The Regional Court in Hrubieszów indicated that it was not aware of Mr Palonka’s arrest in Ireland before March 2018. Finally, a fresh EAW issued in January 2019 in respect of the sentence which had been activated by order of the Polish court in January 2006. As such, the EAW related to the 1999 offence.

Mr Palonka was arrested on foot of the 2019 warrant and his surrender was ordered in November 2019. However, following an appeal to the Supreme Court, the matter was remitted to the High Court for further findings of fact to be made. In particular, the Supreme Court was concerned with why an EAW did not issue for the 1999 offence until after the courts had struck out the EAW for the 2003 offence. In July 2021, Mr Justice Paul Burns made the relevant findings of fact.

The matter was then returned to the Supreme Court. Mr Palonka argued that the overall delay in the case meant that his surrender was an abuse of process. In response, the Minister submitted that the EAW procedure had been properly followed in the case and therefore could not amount to an abuse of process.

Supreme Court

Delivering judgment in the case, Mr Justice Peter Charleton began by noting that in Poland, there was not one single judicial authority which issued EAWs. As such, multiple requests could be made for multiple offences. This appeared to be the reason for the disorganised issuance of the EAWs in the case.

The court considered the submission from Mr Palonka that he was not notified of the appeal in the Polish proceedings and was convicted in absentia. He sought to distinguish Samet Ardic (Case C‑571/17 PPU) on the basis that the present case involved the revocation of a suspended sentence due to further criminality, instead of non-criminal actions (see also X v Federal Republic of Germany (10565/83)).

It was held that, even if the ECJ were to expand the definition of a “trial” to include an appeal hearing or a hearing to lift a suspended sentence, Mr Palonka’s entitlement to notice was vindicated. Mr Palonka had been represented by lawyers at the appeal hearing and it had been established that he had committed the two offences at that point as he had pleaded guilty.

The court then moved to consider the issue of delay and abuse of process. It was noted that the original offending occurred in 1999, which was 23 years ago. The court reiterated the principal of mutual trust between members of the EAW system and that the process was designed to be a simple mechanism (Minister for Justice v Siklosi [2021] IECA 210). It was held that surrender was based upon minimum seriousness and that it would take exceptional circumstances to “overcome the high threshold for refusing surrender”.

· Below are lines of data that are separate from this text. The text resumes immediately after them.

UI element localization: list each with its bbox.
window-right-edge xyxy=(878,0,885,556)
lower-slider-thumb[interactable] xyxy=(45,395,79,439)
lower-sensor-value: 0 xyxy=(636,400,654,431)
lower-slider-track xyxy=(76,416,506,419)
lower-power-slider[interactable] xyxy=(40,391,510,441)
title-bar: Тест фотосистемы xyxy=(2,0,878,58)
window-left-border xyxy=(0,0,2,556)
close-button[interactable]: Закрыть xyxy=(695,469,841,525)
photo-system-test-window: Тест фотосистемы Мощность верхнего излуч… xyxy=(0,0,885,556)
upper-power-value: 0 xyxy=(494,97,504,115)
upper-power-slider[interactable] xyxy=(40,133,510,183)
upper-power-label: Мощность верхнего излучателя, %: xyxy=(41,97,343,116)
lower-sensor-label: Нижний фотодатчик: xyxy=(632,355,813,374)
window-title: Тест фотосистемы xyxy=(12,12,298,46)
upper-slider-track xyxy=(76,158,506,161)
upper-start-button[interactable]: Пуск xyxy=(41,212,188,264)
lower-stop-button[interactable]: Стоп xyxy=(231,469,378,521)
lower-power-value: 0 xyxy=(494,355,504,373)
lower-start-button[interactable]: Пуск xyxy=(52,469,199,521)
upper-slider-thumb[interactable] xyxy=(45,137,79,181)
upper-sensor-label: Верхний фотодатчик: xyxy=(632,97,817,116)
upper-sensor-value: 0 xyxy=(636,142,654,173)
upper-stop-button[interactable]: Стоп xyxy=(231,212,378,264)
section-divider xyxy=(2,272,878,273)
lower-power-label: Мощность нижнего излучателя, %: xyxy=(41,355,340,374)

However, the court determined that the present case was sufficiently exceptional to justify refusing surrender. First, it was held that Mr Palonka had settled in Ireland and raised a family. As such, his surrender would be “a real, exceptional and oppressive disruption to family life”.

Importantly, it was held that the trial judge was not able to make findings of fact on why the Polish authorities relied on the 1999 offence only after surrender had been refused by Ireland for the 2003 offence. When the matter was previously sent back to the High Court, it was this question which was central to the remittal, the court said. The failure to answer this point, coupled with the exceptional 23-year delay, was sufficient to deny surrender.


The court allowed the appeal and refused to surrender Mr Palonka to Poland.